Help Solve Calculus Project - Economical Can Dimensions

[hankjr]

I was assined a pop can project in calculus class that contained three parts. I did the first 2 parts with little to no trouble but I really need help on the third because I don't even know where to start. Plz help me as soon as possible!

C.) When a 12 oz can is to be manufactured there is no waste involved in cutting the metal that makes the vertical sides of the can ( why?), but the top and bottom are made from square pieces of metal and the corners of the square are wasted. Find the dimensions of the most economical can ( remember that the square corner pieces are not used but would be part of the materials purchased to make the can.

PLEASE PLEASE HELP ME , I NEED TO FINISH SOON !

 

[OlderDan]

I had some trouble interpreting this, but I think all they are looking for is the minimum area of metal needed to make a 12 oz cylindrical can, subject to the fact that the circular ends of diameter d and raduis r require excess material. The total area of metal would be A = pi*d*h + 2d², with the volume being V = h*pi*r²

 

[HallsofIvy]

I was assined a pop can project in calculus class that contained three parts. I did the first 2 parts with little to no trouble but I really need help on the third because I don't even know where to start. Plz help me as soon as possible!

C.) When a 12 oz can is to be manufactured there is no waste involved in cutting the metal that makes the vertical sides of the can ( why?), but the top and bottom are made from square pieces of metal and the corners of the square are wasted. Find the dimensions of the most economical can ( remember that the square corner pieces are not used but would be part of the materials purchased to make the can.

PLEASE PLEASE HELP ME , I NEED TO FINISH SOON !

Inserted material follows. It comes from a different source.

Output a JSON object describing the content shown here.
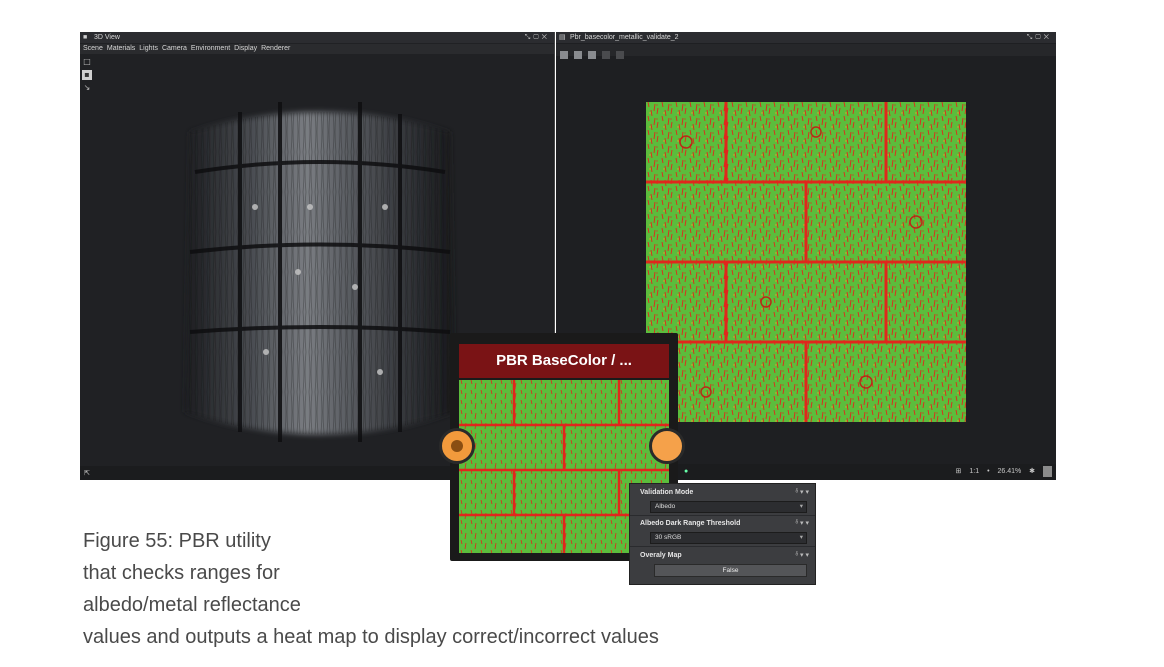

There is no waste from the vertical sides because that is a rectangle shaped into a cylinder. Let h be the height of the cylinder, x be the length of the sides of the square from which the top and bottom are cut. I hope it is obvious that x should be the diameter of the the top and bottom (otherwise we could first cut a square to that size and then cut the circle). The radius of the top and bottom is x/2 so the volume of the cylinder is $\pi (x/2)^2 h= \frac{\pi}{8}x^2 h= 12$ (12 oz is a volume.) The waste material will be the area of the square minus the area of the circle: $x^2- \pi/4 x^2= (1- \pi/4)x^2$. You want to minimize that subject to the condition that $\pi (x/2)^2 h= \frac{\pi}{8}x^2 h= 12$.

 

[OlderDan]

There is no waste from the vertical sides because that is a rectangle shaped into a cylinder. Let h be the height of the cylinder, x be the length of the sides of the square from which the top and bottom are cut. I hope it is obvious that x should be the diameter of the the top and bottom (otherwise we could first cut a square to that size and then cut the circle). The radius of the top and bottom is x/2 so the volume of the cylinder is $\pi (x/2)^2 h= \frac{\pi}{8}x^2 h= 12$ (12 oz is a volume.) The waste material will be the area of the square minus the area of the circle: $x^2- \pi/4 x^2= (1- \pi/4)x^2$. You want to minimize that subject to the condition that $\pi (x/2)^2 h= \frac{\pi}{8}x^2 h= 12$.

I think minimizing the waste is not sufficient. x can be made arbitrarily small by making h as big as it needs to be to form a 12 oz can with tiny circles for ends. The total area of metal used to make the can, including the waste, must be minimized.

 

[HallsofIvy]

Ah, you are right. I misread the problem. The problem is to minimize $\pi x h+ x^2$ subject to the condition $\frac{\pi}{8}x^2h= 12$.